I do things by halves. Sometimes, if I’m lucky I’ll get 80% done before I allow myself to get distracted, just stopping short of completion. Just look inside my wardrobe and see the amount of things completed to 80%. Unfinished bags I’ve started sewing, knitted scarves with the knitting needles still threaded through, unsent postcards that are too old to post, a half assed filing system (the stuff that needs to be filed is in a big fat pile next to the phone).
Look inside my email account and see 10 draft copies of letters I’ve been meaning to send (one is dated back to a year ago), and other countless emails I’ve left unread with the intention to read and reply. If I do eventually finish something, the pressure has to come from an external source (like a boss (which I don’t have at the moment), or an irrevocable deadline). But even then, the journey to completion certainly isn’t a pretty one. It’s sorta like carrying a whinging child up a very steep hill. Eventually, all the noise and distraction stops me from doing what I’m meant to be doing and I’m forced to listen to her concerns.

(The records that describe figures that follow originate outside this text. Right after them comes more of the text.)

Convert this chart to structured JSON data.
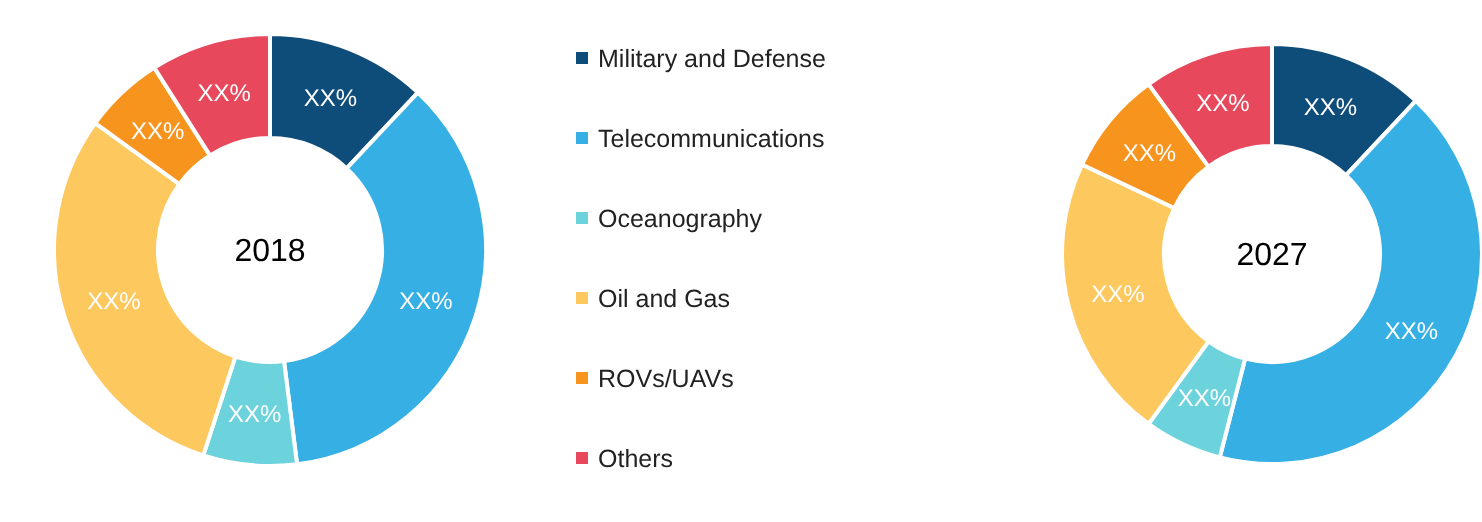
{
  "chart_data": [
    {
      "type": "donut",
      "title": "2018",
      "categories": [
        "Military and Defense",
        "Telecommunications",
        "Oceanography",
        "Oil and Gas",
        "ROVs/UAVs",
        "Others"
      ],
      "values": [
        12,
        36,
        7,
        30,
        6,
        9
      ],
      "colors": [
        "#0e4c7a",
        "#35afe4",
        "#6cd2dc",
        "#fdc85e",
        "#f7941d",
        "#e8485c"
      ],
      "value_labels": [
        "XX%",
        "XX%",
        "XX%",
        "XX%",
        "XX%",
        "XX%"
      ],
      "legend": "right"
    },
    {
      "type": "donut",
      "title": "2027",
      "categories": [
        null,
        null,
        null,
        null,
        null,
        null
      ],
      "values": [
        12,
        42,
        6,
        22,
        8,
        10
      ],
      "colors": [
        "#0e4c7a",
        "#35afe4",
        "#6cd2dc",
        "#fdc85e",
        "#f7941d",
        "#e8485c"
      ],
      "value_labels": [
        "XX%",
        "XX%",
        "XX%",
        "XX%",
        "XX%",
        "XX%"
      ]
    }
  ]
}
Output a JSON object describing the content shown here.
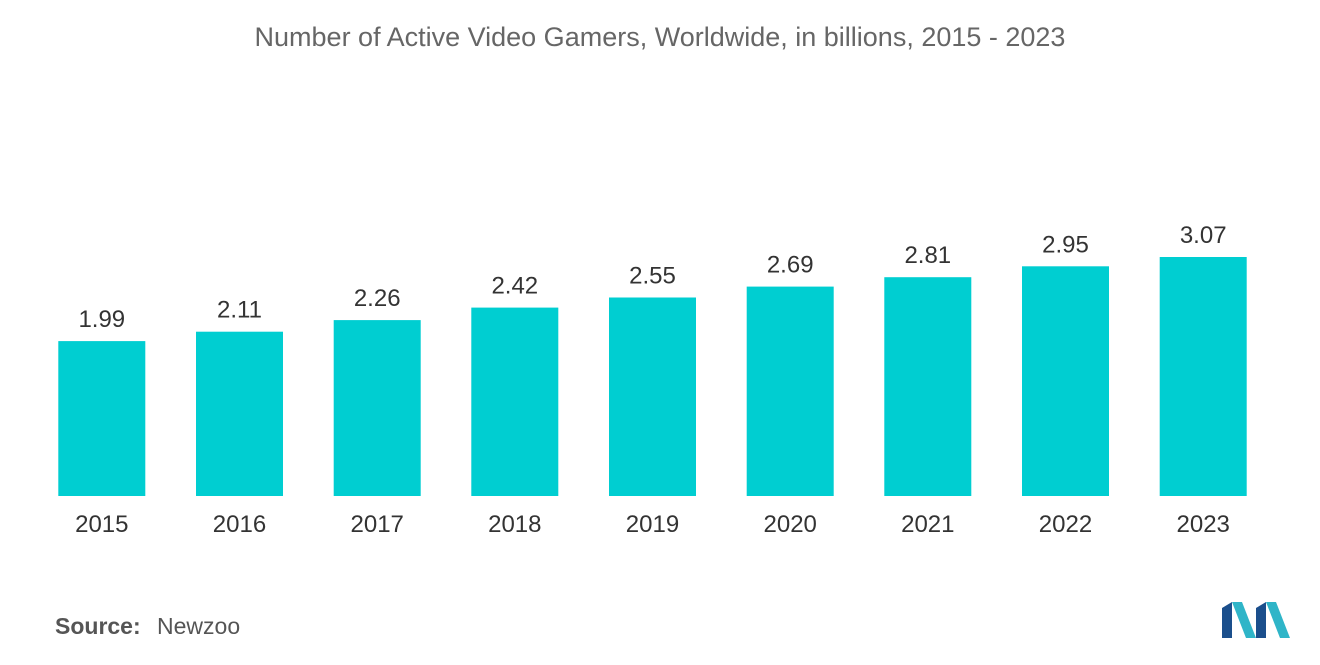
{
  "chart_data": {
    "type": "bar",
    "title": "Number of Active Video Gamers, Worldwide, in billions, 2015 - 2023",
    "categories": [
      "2015",
      "2016",
      "2017",
      "2018",
      "2019",
      "2020",
      "2021",
      "2022",
      "2023"
    ],
    "values": [
      1.99,
      2.11,
      2.26,
      2.42,
      2.55,
      2.69,
      2.81,
      2.95,
      3.07
    ],
    "value_labels": [
      "1.99",
      "2.11",
      "2.26",
      "2.42",
      "2.55",
      "2.69",
      "2.81",
      "2.95",
      "3.07"
    ],
    "xlabel": "",
    "ylabel": "",
    "ylim": [
      0,
      3.07
    ],
    "grid": false,
    "legend": "none",
    "bar_color": "#00CED1"
  },
  "source": {
    "label": "Source:",
    "value": "Newzoo"
  },
  "logo": {
    "icon": "mordor-intelligence-logo-icon",
    "colors": [
      "#1B4F8C",
      "#2FB5C8"
    ]
  }
}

“You don’t want to keep going?” I say, “What do you want to do then?”
“Okay”, I think, “I’ll let her have her way this time so she shuts up”.
I go to the fridge and feed her. Then I go back, ready to begin the journey again. But she’s still hungry. So I go back and forth to the fridge until I’m sure food can’t possibly be a concern anymore.
“You know you really should clean the bathroom before you start again”, she says.
“You’re absolutely right”, I say. “I’ve been putting that off forever”. After finishing the bathroom, I feel a little bit tired. I only manage to carry the child another couple of steps up the hill before she says, “You really ought to rest. You can’t get anything done in the state you’re in right now. Why don’t you see what’s on TV?”
“But It’s almost 2pm” I say, “I have to reach the top by 8pm”.
“You’ve got plenty of time”, she assures me. “Once you’re rested, you will be able to get to the top much quicker”. I don’t really believe her but I know I need to rest. So I put on the TV. “Oh, it’s ‘Oprah’, great!” One hour later: “Oh, ‘Dr Phil’s’ on. He’s so relevant.” One Hour later: “It’s ‘Totally Wild'”. This is where I draw the line. “Look”, I say, “Totally Wild is boring and educational, and the intro music is driving me nuts”.
“You’re right”, says the little girl, “we’d better get a start up the hill again”.
Finally we’re off once more, but I realise we’re running very low on time. I’m also extremely tired at this point, but I’m forced to keep going or risk not making it at all. At 7 o’clock I begin to sprint with the toddler on my back. Now it’s my turn to whinge to her. It’s a crazy sprint and I’m forced to leave out certain tasks due to time restrictions, but I make it finally, albeit rushed and 10 minutes late. I’ve finished but I’m certainly not satisfied with the outcome.
So the moral of the story is this: Imagine how much stuff we would get done if boring educational shows like ‘Totally Wild’ were on at an earlier time slot?